THE RISE OF BALL MILLS

Ball mills became the dominant fine-grinding machine in the 20th century. By 1900, the ball mill patent litigation in France had ended, and inventions to improve fine-grinding processes were in full flood. Inventing a machine is one thing, selling it another. One event that went far to establish the credibility of wet ball mills as fine-grinding machines was the installation, in 1910, of 64 Hardinge conical pebble mills in the retreatment plant of the Calumet and Hecla copper mine in Michigan’s Upper Peninsula.

Harlowe Hardinge was a consulting mining engineer who observed that large and small rocks moved at different rates when moving down an incline.
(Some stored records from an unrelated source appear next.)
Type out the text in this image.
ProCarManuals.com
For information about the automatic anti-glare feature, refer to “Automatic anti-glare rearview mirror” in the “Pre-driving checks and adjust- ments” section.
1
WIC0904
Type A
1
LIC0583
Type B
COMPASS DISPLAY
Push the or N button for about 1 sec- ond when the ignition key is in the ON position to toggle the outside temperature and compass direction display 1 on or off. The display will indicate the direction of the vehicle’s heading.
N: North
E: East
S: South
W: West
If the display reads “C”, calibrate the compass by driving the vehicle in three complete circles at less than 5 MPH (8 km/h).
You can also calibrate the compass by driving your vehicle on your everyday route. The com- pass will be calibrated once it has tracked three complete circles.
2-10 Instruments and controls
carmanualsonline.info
It occurred to him that if a mill had a cylindrical section at the feed end attached to a long conical section at the discharge end, the rocks that were the grinding media would arrange themselves in the mill according to size, with the coarse media in the cylindrical section and the fine media spread along the conical section (Crushing and Grinding 1931).

This would improve the efficiency of grinding by breaking the coarse feed particles early in the mill, with coarse media and fine particles later in the mill with fine media. The same concept is used with classifying liners today. Figure 7.10 shows the mill that Hardinge built.

The Hardinge mill had trials in Pennsylvania and Missouri with pebbles as the grind­ing media, but it was at the renowned Calumet and Hecla Mine where it established a reputation as the most suitable machine for grinding hard metalliferous ores. Native copper had been mined in this Lake Superior region since prehistoric times (Drier and Du Temple 1961). The deposits were large, and several companies were mining ores containing native copper and primary copper sulphides in the 19th and 20th centuries. Milling practice at the Lake Superior mines in the 1850s was to break large boulders con­taining the copper by hand and then to use Blake jaw crushers and stamp mills for fur­ther breakage and to concentrate the copper minerals on jigging tables. This practice continued for decades, and the recovery of copper was always poor.

In 1908, the management of the Calumet and Hecla Mine, which had become the main operating company in the region, installed a processing plant to extract copper from 37 million tons of tailings that had accumulated over 50 years. These tailings con­tained 5 kg (11 lb; 0.5%) of copper per ton of ore (Benedict 1955), but they were hard and tough and had to be ground from 6 mm to -0.2 mm. It was the practice at the time when building new plants to run a competitive test between machines from rival manu­facturers. A 12-month trial was carried out with three different mills—a tube mill, a Chilean mill, and the Hardinge conical mill. The demanding test was won by the Hardinge mill, and the result was that 64 open-circuit mills were installed in a new tailings treatment plant, each 2.6 m in diameter with a 0.5-m cylindrical section and using flint pebbles as grinding media. They are shown in Figure 7.11.

The use of the Hardinge mill increased copper recovery immediately to 75%, and, when steel balls replaced the flint pebbles a few years later and increased the energy that could be used in grinding, this recovery rose to 90%. By then, flotation was also being used, so how much of the total increase was the result of flotation and how much resulted from finer grinding is not known. It is sufficient to say that both the tumbling mill and the type of media used contributed to a substantial increase in the recovery of copper.